A verdade é que odeio lutar de mãos vazias. Porque, primeiro: sempre fui acostumada à lutar com espadas; e segundo: meus punhos são pequenos, meus braços, curtos. E mesmo com a minha velocidade, lutar apenas com chutes me dá a sensação de que estou restringida.

— Você tem cinco segundos para aparecer — aviso — antes que eu mude de idéia e corte sua garganta agora mesmo.

Sou obrigada a tapar meu nariz com a mão quando uma nuvem forte de poeira se ergue, acertando meus olhos diretamente.

— Ei! — protesto — Você poderia ter avisa... —

Imediatamente, reconheço quem está parado à minha frente. Apesar de que os dois anos de cadeia o mudaram mais do que eu achava ser possível. Mas ele é o tipo de cara que faz com que todas as partes do seu corpo gritem “corra!” assim que olha nos seus olhos.

O cabelo preto cresceu, já estando na metade da costa. Mas o olhar continua o mesmo. Doentiamente calmo e inexpressivo. O que contradiz totalmente com o sorriso idiota estampado no rosto.

— Enquanto era torturado, eu imaginei centenas de futuros para você, Aprendiz — ele fala lentamente, caminhando na minha direção — mas nunca me passou pela cabeça um no qual você se rebaixaria à... — uma mão enluvada agarra meu queixo firmemente, me forçando a olhar para cima — isso.

— Extremamente foda e capaz de quebrar a sua cara em dois segundos? — debocho — Ah, espera, eu já era assim antes. É por isso que você estava na cadeia, lembra?

Ele ri.

— Você não faz ideia de quão irritante a sua voz é — a mão dele que está livre sobe até meu rosto, e sinto o tecido que cobre seus dedos deslizarem pela minha pele— será que devo fazer um favor a todos, e arrancar suas cordas vocais?

— Será que devo fazer um favor a você mesmo e te chutar para dentro de uma cela? — pergunto — Ops, te chutar para dentro de uma cela, de novo?

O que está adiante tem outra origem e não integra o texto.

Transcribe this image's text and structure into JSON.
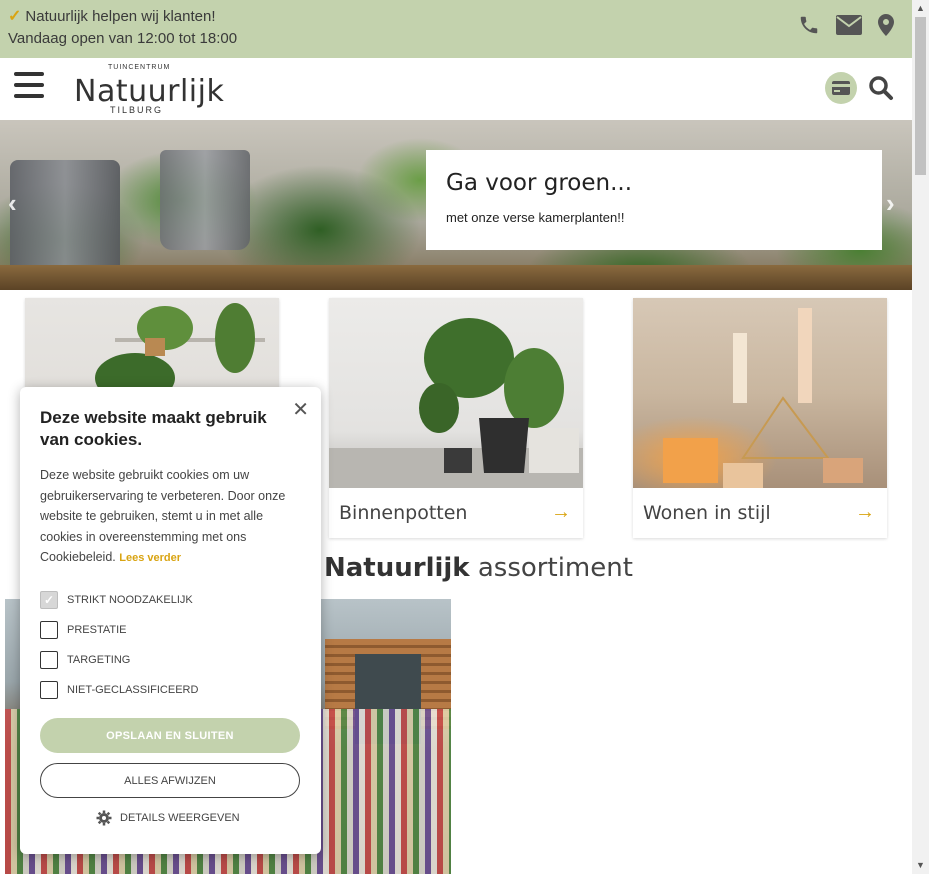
{
  "topbar": {
    "tagline": "Natuurlijk helpen wij klanten!",
    "hours": "Vandaag open van 12:00 tot 18:00",
    "icons": [
      "phone-icon",
      "mail-icon",
      "location-icon"
    ]
  },
  "header": {
    "logo_top": "TUINCENTRUM",
    "logo_main": "Natuurlijk",
    "logo_bottom": "TILBURG",
    "icons": [
      "menu-icon",
      "card-icon",
      "search-icon"
    ]
  },
  "hero": {
    "title": "Ga voor groen...",
    "subtitle": "met onze verse kamerplanten!!"
  },
  "tiles": [
    {
      "label": ""
    },
    {
      "label": "Binnenpotten"
    },
    {
      "label": "Wonen in stijl"
    }
  ],
  "section": {
    "title_bold": "Natuurlijk",
    "title_rest": " assortiment"
  },
  "cookie": {
    "title": "Deze website maakt gebruik van cookies.",
    "description": "Deze website gebruikt cookies om uw gebruikerservaring te verbeteren. Door onze website te gebruiken, stemt u in met alle cookies in overeenstemming met ons Cookiebeleid.",
    "read_more": "Lees verder",
    "options": [
      {
        "label": "STRIKT NOODZAKELIJK",
        "checked": true
      },
      {
        "label": "PRESTATIE",
        "checked": false
      },
      {
        "label": "TARGETING",
        "checked": false
      },
      {
        "label": "NIET-GECLASSIFICEERD",
        "checked": false
      }
    ],
    "save_button": "OPSLAAN EN SLUITEN",
    "reject_button": "ALLES AFWIJZEN",
    "details_button": "DETAILS WEERGEVEN"
  },
  "colors": {
    "brand_green": "#c3d2ad",
    "accent_gold": "#d9a412"
  }
}
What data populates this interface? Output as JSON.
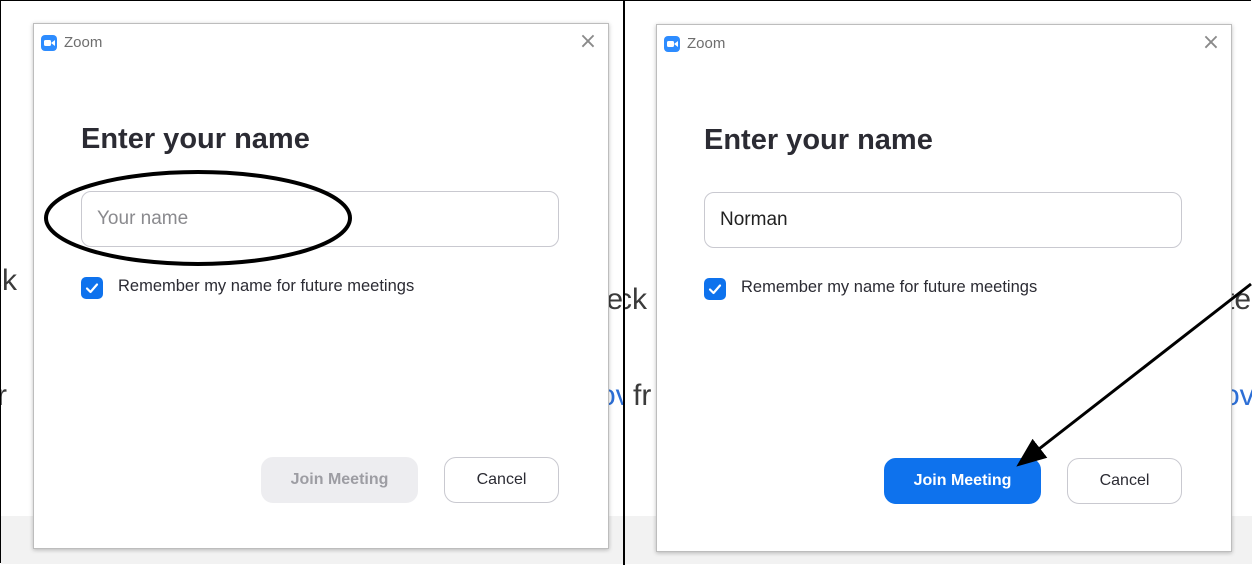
{
  "left": {
    "window_title": "Zoom",
    "close_glyph": "×",
    "heading": "Enter your name",
    "name_value": "",
    "name_placeholder": "Your name",
    "remember_checked": true,
    "remember_label": "Remember my name for future meetings",
    "join_label": "Join Meeting",
    "join_state": "disabled",
    "cancel_label": "Cancel",
    "bg_fragments": [
      "ck",
      "te",
      "r",
      "ov"
    ],
    "annotation": "ellipse-highlight around name input"
  },
  "right": {
    "window_title": "Zoom",
    "close_glyph": "×",
    "heading": "Enter your name",
    "name_value": "Norman",
    "name_placeholder": "Your name",
    "remember_checked": true,
    "remember_label": "Remember my name for future meetings",
    "join_label": "Join Meeting",
    "join_state": "enabled",
    "cancel_label": "Cancel",
    "bg_fragments": [
      "ck",
      "te",
      "fr",
      "ov"
    ],
    "annotation": "arrow pointing to Join Meeting button"
  },
  "icons": {
    "app_logo": "zoom-logo-icon",
    "close": "close-icon",
    "checkbox": "checkmark-icon"
  },
  "colors": {
    "zoom_blue": "#2d8cff",
    "primary_button": "#0e72ed",
    "disabled_button": "#ededf0",
    "link_blue": "#2d6fd6"
  }
}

Apesar da minha resposta, uma gota de suor escorre pela lateral do meu rosto. A mão dele está perigosamente perto da minha garganta, e consigo sentir minha cicatriz começar a doer levemente.

— Hm... então você ainda tem isso? — minha testa é empurrada para trás com força, e sou forçada a dobrar o pescoço — O presente que o Palácio de Gelo te deu?

— Pelo menos é bem melhor do que a humilhação que eles te deram, não? — consigo responder.

E, antes que ele tenha tempo de encostar na pele do meu pescoço, seguro o pulso da mão que está segurando o meu queixo, e o quebro. Então, seguro o ombro dele com uma mão, o uso de apoio, e salto, dando uma joelhada em seu braço logo em seguida. Ele vacila por um momento, quase perdendo o equilíbrio.

Antes de eu sentar sobre os ombros dele.

Esta é uma das inúmeras vantagens em ser pequena.

— Ei...!

Agarro o queixo dele com uma mão, e o topo da cabeça com a outra.

— Tchau, tchau — sorrio, levantando uma das mãos por tempo suficiente para balançar meus dedos em um sinal sutil de “adeus”.

Creck!

Pulo um segundo antes do corpo tombar no chão.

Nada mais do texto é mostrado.